Meskipun pada tanggal 18 Mei 2020 Peraturan Menteri tersebut telah dicabut, namun pada faktanya telah mengurangi Pendapatan Negara dari Sektor Konstruksi. Perubahan segmentasi yang tidak memperhatikan ketentuan pada Peraturan Pemerintah no. 51 tahun 2008 tentang Pajak Penghasilan Atas Penghasilan Dari Usaha Jasa Konstruksi.

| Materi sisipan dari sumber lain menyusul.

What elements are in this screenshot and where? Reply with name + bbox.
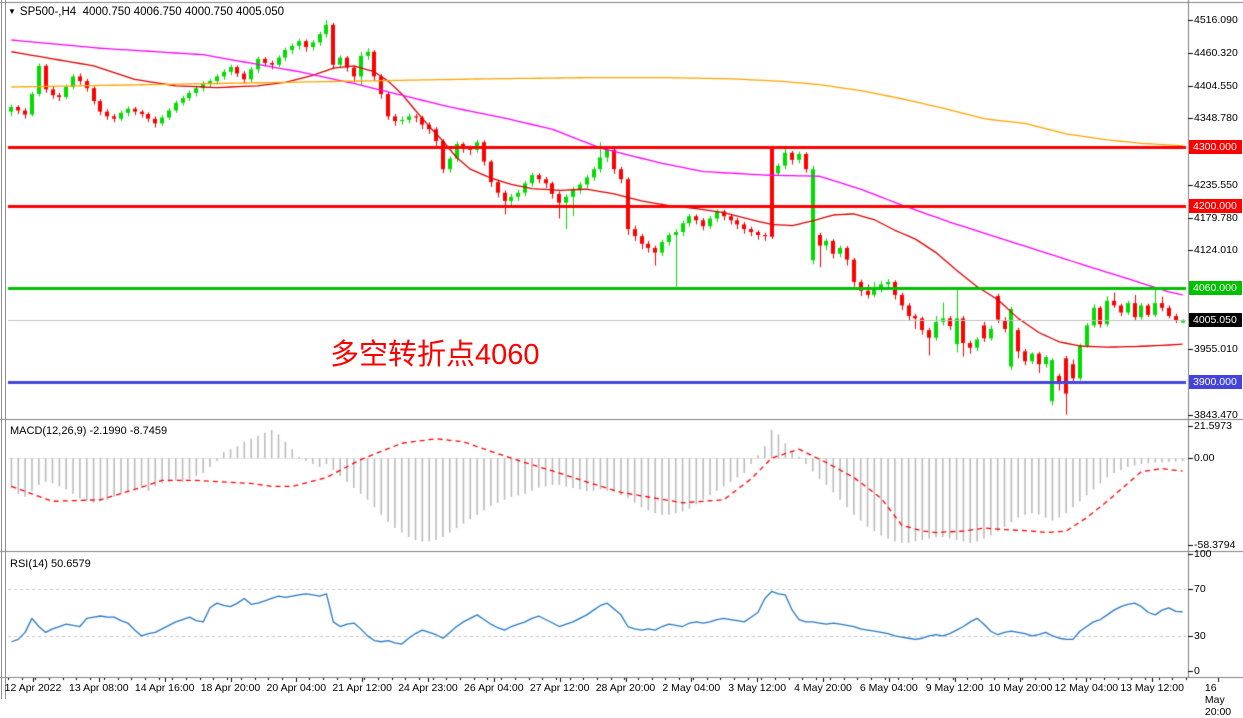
rsi-axis-label: 100 (1194, 548, 1212, 560)
date-axis-label: 4 May 20:00 (794, 682, 852, 694)
price-axis-label: 4516.090 (1194, 14, 1238, 26)
date-axis-label: 6 May 04:00 (859, 682, 918, 694)
price-axis-label: 4235.550 (1194, 178, 1238, 191)
price-level-badge: 4300.000 (1189, 139, 1242, 154)
date-axis-label: 3 May 12:00 (728, 682, 787, 694)
price-level-badge: 4060.000 (1189, 280, 1242, 295)
panel-left-border (5, 0, 6, 699)
symbol-dropdown-icon[interactable]: ▼ (8, 7, 16, 16)
date-axis-label: 28 Apr 20:00 (595, 682, 656, 694)
window-left-border (1, 0, 2, 699)
date-axis-label: 2 May 04:00 (662, 682, 721, 694)
price-axis-label: 4179.780 (1194, 211, 1238, 224)
date-axis-label: 18 Apr 20:00 (200, 682, 261, 694)
current-price-badge: 4005.050 (1189, 313, 1242, 328)
macd-axis-label: 0.00 (1194, 452, 1215, 465)
price-axis-label: 3955.010 (1194, 343, 1238, 356)
rsi-axis-label: 30 (1194, 629, 1206, 642)
chart-canvas[interactable] (0, 0, 1243, 699)
price-axis-label: 4404.550 (1194, 79, 1238, 92)
date-axis-label: 21 Apr 12:00 (332, 682, 392, 694)
date-axis-label: 24 Apr 23:00 (398, 682, 458, 694)
date-axis-label: 12 May 04:00 (1054, 682, 1119, 694)
macd-indicator-label: MACD(12,26,9) -2.1990 -8.7459 (10, 425, 168, 437)
date-axis-label: 14 Apr 16:00 (134, 682, 195, 694)
price-axis-label: 4124.010 (1194, 244, 1238, 257)
date-axis-label: 27 Apr 12:00 (529, 682, 590, 694)
rsi-axis-label: 70 (1194, 583, 1206, 596)
chart-annotation-text[interactable]: 多空转折点4060 (330, 339, 540, 371)
macd-axis-label: 21.5973 (1194, 420, 1232, 432)
date-axis-label: 12 Apr 2022 (4, 682, 62, 694)
rsi-axis-label: 0 (1194, 665, 1200, 677)
date-axis-label: 10 May 20:00 (988, 682, 1053, 694)
symbol-label: SP500-,H4 (19, 6, 77, 18)
macd-axis-label: -58.3794 (1194, 539, 1236, 551)
ohlc-values: 4000.750 4006.750 4000.750 4005.050 (82, 6, 285, 18)
price-axis-label: 3843.470 (1194, 409, 1238, 421)
date-axis-label: 13 Apr 08:00 (69, 682, 129, 694)
date-axis-label: 20 Apr 04:00 (266, 682, 327, 694)
price-level-badge: 3900.000 (1189, 374, 1242, 389)
date-axis-label: 13 May 12:00 (1120, 682, 1184, 694)
price-axis-label: 4348.780 (1194, 112, 1238, 125)
price-level-badge: 4200.000 (1189, 198, 1242, 213)
date-axis-label: 9 May 12:00 (925, 682, 984, 694)
symbol-title-bar[interactable]: ▼ SP500-,H4 4000.750 4006.750 4000.750 40… (8, 6, 284, 18)
date-axis-label: 26 Apr 04:00 (464, 682, 524, 694)
price-axis-label: 4460.320 (1194, 46, 1238, 59)
date-axis-label: 16 May 20:00 (1204, 682, 1232, 718)
rsi-indicator-label: RSI(14) 50.6579 (10, 558, 91, 570)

Perubahan segmentasi yang saya terangkan diawal tidak sejalan dengan ketentuan besarnya pembayaran pajak penghasilan final (PPh) jasa konstruksi dari perusahaan Pemenang Tender karena Rumusan Besaran pungutan PPh tersebut mengikat kepada kulifikasi SBU, bukan kepada Nilai Paket Pekerjaan.
Adapun ilustrasi kerugian tersebut dapat saya uraikan sebagai berikut dibawah ini.
Pada paket pekerjaan dengan Nilai Kontrak diatas 2,5 Milyar sampai dengan 10 Milyar berdasarkan Undang-Undang no. 20 tahun 2008, Peraturan Pemerintah no. 51 tahun 2008 dan PermenPUPR no. 31/2015 maka seharusnya Negara memperoleh pemasukan dari PPh final konstruksi sebesar :
(3% x 2,5 M) s/d (3% x 10 M)
75 jt s/d 300 jt
Namun karena PermenPUPR no. 31/2015 diganti menjadi PermenPUPR no. 07/2019 yang mengubah segmentasi paket nilai paket pekerjaan terhadap kualifikasi SBU maka pembayaran PPh final berubah menjadi sebesar :
(2% x 2,5 M) s/d (2%x10 M)
50 jt s/d 200 jt
Dari selisih skema peneriman sebelum dan sesudah perubahan peraturan tersebut diatas terdapat Kekurangan Pendapatan Negara sebesar diatas 25 juta sampai dengan 100 juta per setiap paket kecil yg nilai kontraknya antara diatas 2,5 Milyar sampai dengan 10 Milyar.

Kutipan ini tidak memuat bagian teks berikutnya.